Friday Professional Group


The Winter Interview Wonderland

A friend of mine buried neck-deep in snow up in Edmonton and getting ready for an interview sent me a text message yesterday saying “why don’t you do a blog about interviewing in the winter?!” Thanks for the great idea, Stephanie, and I hope your interview was wonderful!

Interviews can be stressful at the best of times and nasty weather just adds one more variable into your preparations – but as long as you do factor the weather into your interview prep, there should be no reason to let some Alberta snowstorm get in the way of you getting there and giving a great interview.

Let’s face it – the getting there can be the most daunting part of that “getting to an interview in inclement weather” proposition, especially if you are interviewing in an unfamiliar part of town. A standard interviewing tip is to know where you’re going and to plan to be there 5-10 minutes early – I would propose that this is doubly important when the weather is frightful. If you’re driving, I’d recommend leaving double the time you would normally allot to travel – and inform yourself about the parking situation! Especially when the snow flies, parking in some parts of Calgary can be difficult to find and expensive. You’ll want to leave enough room in your travel time for parking and possibly walking to the interview location. I am an ardent fan of the 660 News Traffic Twitter feed (@660NewsTraffic) for checking up-to-the-minute traffic information before I leave the house, and radio stations in Calgary announce frequent traffic updates especially during rush hours. Also, Google Maps’ Street View service (https://www.google.com/maps/views/home?hl=en-CA&gl=ca) lets you get a peek at the area around an unfamiliar address if you’re not able to drive down in advance to get a feel for the location – it can give you some good hints on parking. The Calgary Parking Authority (www.calgaryparking.com) also lists lot locations around the city. 

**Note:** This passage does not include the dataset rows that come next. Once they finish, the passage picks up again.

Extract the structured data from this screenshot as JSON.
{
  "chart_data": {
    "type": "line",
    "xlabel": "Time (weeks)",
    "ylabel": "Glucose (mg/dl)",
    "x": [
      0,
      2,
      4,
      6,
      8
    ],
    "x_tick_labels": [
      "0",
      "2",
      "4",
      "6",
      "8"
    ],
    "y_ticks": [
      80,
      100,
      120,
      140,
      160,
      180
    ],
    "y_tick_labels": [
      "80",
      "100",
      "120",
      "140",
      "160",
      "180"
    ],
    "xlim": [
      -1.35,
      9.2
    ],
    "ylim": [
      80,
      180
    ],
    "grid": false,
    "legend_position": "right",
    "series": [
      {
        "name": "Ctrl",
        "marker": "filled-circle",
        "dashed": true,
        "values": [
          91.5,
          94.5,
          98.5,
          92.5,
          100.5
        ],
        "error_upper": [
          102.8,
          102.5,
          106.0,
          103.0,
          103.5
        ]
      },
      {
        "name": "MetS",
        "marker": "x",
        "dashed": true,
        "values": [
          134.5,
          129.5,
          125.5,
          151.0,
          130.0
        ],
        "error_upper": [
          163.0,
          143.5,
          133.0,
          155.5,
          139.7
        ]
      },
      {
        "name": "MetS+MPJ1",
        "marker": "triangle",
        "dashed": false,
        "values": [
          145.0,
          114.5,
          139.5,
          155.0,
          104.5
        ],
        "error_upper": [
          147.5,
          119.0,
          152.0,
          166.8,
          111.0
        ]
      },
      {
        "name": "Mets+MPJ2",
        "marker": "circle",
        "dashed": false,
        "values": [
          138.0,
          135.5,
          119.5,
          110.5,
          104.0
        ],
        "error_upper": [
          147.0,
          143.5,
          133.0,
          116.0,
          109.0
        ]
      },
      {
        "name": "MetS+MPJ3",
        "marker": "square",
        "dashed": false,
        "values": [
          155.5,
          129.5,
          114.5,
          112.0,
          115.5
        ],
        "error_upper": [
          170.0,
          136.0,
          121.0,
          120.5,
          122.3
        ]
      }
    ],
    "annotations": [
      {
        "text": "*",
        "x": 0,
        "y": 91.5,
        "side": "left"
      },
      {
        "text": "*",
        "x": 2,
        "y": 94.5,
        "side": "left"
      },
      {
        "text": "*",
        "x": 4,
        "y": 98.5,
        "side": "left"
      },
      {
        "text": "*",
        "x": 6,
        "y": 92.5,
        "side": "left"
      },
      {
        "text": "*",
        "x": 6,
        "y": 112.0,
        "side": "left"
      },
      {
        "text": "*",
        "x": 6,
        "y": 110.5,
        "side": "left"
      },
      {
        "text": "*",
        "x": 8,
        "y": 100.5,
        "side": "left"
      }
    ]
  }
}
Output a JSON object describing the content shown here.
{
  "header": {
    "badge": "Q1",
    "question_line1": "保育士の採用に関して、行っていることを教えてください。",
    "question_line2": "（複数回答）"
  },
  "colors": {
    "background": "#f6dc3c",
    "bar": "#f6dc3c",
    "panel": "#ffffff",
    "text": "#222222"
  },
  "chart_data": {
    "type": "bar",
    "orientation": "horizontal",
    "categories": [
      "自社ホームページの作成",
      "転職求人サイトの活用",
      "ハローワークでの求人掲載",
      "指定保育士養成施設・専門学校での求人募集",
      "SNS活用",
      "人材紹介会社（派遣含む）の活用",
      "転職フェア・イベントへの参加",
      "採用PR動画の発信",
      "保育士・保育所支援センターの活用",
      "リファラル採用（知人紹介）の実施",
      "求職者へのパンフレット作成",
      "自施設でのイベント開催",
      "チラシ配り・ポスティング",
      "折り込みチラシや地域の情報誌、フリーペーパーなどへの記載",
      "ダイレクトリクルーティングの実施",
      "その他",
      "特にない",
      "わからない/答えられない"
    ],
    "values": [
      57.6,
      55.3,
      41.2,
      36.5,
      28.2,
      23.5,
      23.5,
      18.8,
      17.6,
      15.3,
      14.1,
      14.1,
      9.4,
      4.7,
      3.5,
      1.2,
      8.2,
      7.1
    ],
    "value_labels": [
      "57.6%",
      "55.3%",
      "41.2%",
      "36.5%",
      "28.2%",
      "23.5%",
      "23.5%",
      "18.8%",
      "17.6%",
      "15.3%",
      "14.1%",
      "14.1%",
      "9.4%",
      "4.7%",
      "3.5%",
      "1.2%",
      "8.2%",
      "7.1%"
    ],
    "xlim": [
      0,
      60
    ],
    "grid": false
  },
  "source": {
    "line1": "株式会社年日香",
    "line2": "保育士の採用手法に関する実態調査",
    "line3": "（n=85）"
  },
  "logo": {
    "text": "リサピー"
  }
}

We all appreciate Calgary Transit’s hard work moving people around our big city; and it’s understandable that bad weather can snarl traffic and transit alike. The Calgary Transit Twitter feed (@calgarytransit) is one of the best I’ve ever seen for keeping customers up to date on delays and for responding to queries quickly and accurately. The Calgary Transit website (www.calgarytransit.ca) offers a great trip-planning service – but remember that when it snows, delays on busses and C-trains can occur, and leave yourself even more extra time. Again, we usually recommend that you arrive 5-10 minutes early for an interview, but I think a few minutes even earlier than that is completely understandable and even a good sign when the weather is bad – it gives a good impression that you planned ahead.

Are bad roads ever an excuse for arriving at an interview late? Well…I talked to one of our recruiters, and while she wouldn’t come out and say “no, they’re not ever an excuse,” she agrees with me that if you’re leaving yourself extra time and planning ahead, chances are good you can take “bad roads making you late” out of the equation altogether. As with any unexpected delay, though, always call as soon as you realize you’ll be delayed and offer to reschedule.

So, you’re going to be on time – fantastic! But what will you wear? Even if you’re fortunate enough to be driving to an interview, that pesky Calgary parking situation means you’ll likely want to be bundled up and especially wearing puddle-and-ice-proof footwear! You’ll still want to look polished and professional, however – wool overcoats are preferable to down jackets for a sharper look, and you can’t go wrong with sensible black boots for a professional image. I’ve heard of people covering their boots with plastic bags to get from the car to the door – as long as those plastic bags are hidden away in a coat pocket before coming into the office, I say “whatever works.”  Some experts also advise, especially for people who aren’t driving to their interview, wearing winter boots and then changing them in the washroom; bringing along a bag to keep them with their overcoat. This would work out at our office – we have a spot where I keep my winter boots, in fact – but I’d hesitate to recommend it for an interview at other offices where I wasn’t sure of their coat-closet situation. It isn’t quite as professional as choosing footwear which can hold up to both the outdoors and the interview setting. (Bringing shoes to change into is preferable, though, to wearing clunky snow boots into an interview). A nice, warm, solid-colored scarf, gloves (not ski gloves!), and a pair of earmuffs completes your on-my-way-to-an-interview-in-the-winter look. Plus, while you’re planning all that extra time – add on a couple of minutes for a washroom break to make sure the elements haven’t gotten to your hair!

I really believe there are enough things to worry about when you land an interview, so winter wreaking havoc on your plans doesn’t have to be one of them. Remember to leave yourself lots of extra time (more than usual), know exactly where you’re going, and be confident in what you’re wearing to arrive there warm and safe!